Grade: C
In the 1990s the young Italian pianist Giovanni Bellucci gave us a reading of Beethoven’s Hammerklavier Sonata whose thrilling athleticism bore comparison with those of Maurizio Pollini and Charles Rosen. A few years later Bellucci began a complete cycle of the piano sonatas – but, rather than include his existing Hammerklavier, he produced a version that was in keeping with the style of the cycle: deliberately perverse, reinterpreting (that is, ignoring) the composer’s precise instructions in the score.
Only now has Bellucci finished the cycle, explaining in his pretentious liner notes that he was held up by his meditations on Beethoven’s true intentions. So, for example, the first movement of the Moonlight is as slathered in sustaining pedal as Debussy’s submerged cathedral. Every sonata goes through the wringer, and generally speaking the more modest the piece the more grotesque the results: the delicious Vivace finale of the miniature Opus 79 sonata sounds as if it is being parodied by Satie.

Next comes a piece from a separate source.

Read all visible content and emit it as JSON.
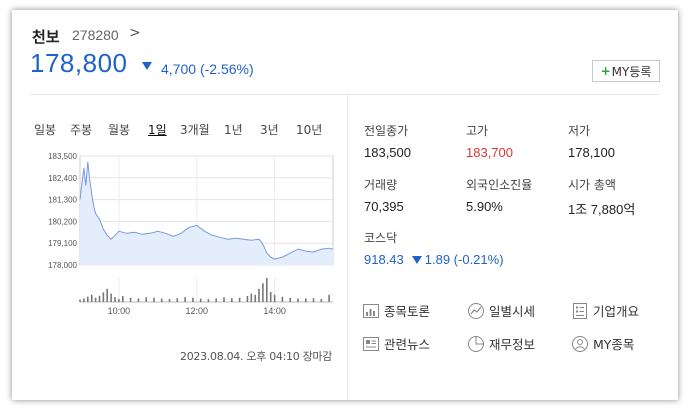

But I’m not complaining. There are dozens of meticulous cycles of Beethoven’s New Testament of the keyboard out there. Bellucci isn’t the only pianist to play eccentric games with the music, but among the mavericks I can’t think of another whose technique is so formidable; he still has the chops to highlight individual lines in the midst of polyphonic storms, and if the results run counter to Beethoven’s markings – well, is it really a hanging offence? This one’s a keeper, then, albeit one you might want to hide, along with Glenn Gould’s Mozart piano sonatas, from your more fastidious music-loving friends.